Perkin, Lindsey C., Adrianos, Sherry L., Oppert, Brenda
Insects 2016 v.7 no.3
RNA interference, Tribolium castaneum, animals, control methods, double-stranded RNA, food contamination, fumigants, gene expression, gene targeting, genetic engineering, grains, models, nutritive value, pest control, pesticide resistance, pesticides, phosphine, storage insects, toxicity
Stored product insects feed on grains and processed commodities manufactured from grain post-harvest, reducing the nutritional value and contaminating food. Currently, the main defense against stored product insect pests is the pesticide fumigant phosphine. Phosphine is highly toxic to all animals, but is the most effective and economical control method, and thus is used extensively worldwide.

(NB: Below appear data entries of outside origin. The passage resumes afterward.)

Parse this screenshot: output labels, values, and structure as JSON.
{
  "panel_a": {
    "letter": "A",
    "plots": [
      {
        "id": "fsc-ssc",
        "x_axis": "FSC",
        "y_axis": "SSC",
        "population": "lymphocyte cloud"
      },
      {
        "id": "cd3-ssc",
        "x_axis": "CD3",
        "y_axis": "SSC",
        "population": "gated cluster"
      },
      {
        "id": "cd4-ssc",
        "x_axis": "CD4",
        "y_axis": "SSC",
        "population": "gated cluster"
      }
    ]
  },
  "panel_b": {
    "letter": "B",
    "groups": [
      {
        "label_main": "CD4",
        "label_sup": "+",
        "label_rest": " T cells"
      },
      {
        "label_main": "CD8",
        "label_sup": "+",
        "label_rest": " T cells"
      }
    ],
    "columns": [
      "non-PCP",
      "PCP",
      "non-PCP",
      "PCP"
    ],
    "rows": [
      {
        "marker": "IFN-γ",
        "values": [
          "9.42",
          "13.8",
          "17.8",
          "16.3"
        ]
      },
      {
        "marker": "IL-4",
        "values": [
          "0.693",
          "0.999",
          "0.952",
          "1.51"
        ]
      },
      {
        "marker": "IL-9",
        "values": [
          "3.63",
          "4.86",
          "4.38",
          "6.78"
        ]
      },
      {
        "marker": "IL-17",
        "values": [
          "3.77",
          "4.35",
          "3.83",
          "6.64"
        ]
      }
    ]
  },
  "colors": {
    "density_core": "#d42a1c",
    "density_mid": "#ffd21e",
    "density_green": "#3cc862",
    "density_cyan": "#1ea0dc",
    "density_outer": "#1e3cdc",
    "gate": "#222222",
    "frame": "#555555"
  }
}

However, many insect populations have become resistant to phosphine, in some cases to very high levels. New, environmentally benign and more effective control strategies are needed for stored product pests. RNA interference (RNAi) may overcome pesticide resistance by targeting the expression of genes that contribute to resistance in insects. Most data on RNAi in stored product insects is from the coleopteran genetic model, Tribolium castaneum, since it has a strong RNAi response via injection of double stranded RNA (dsRNA) in any life stage. Additionally, Clustered Regularly Interspaced Short Palindromic Repeats (CRISPR) technology has been suggested as a potential resource for new pest control strategies. In this review we discuss background information on both gene disruption technologies and summarize the advances made in terms of molecular pest management in stored product insects, mainly T. castaneum, as well as complications and future needs.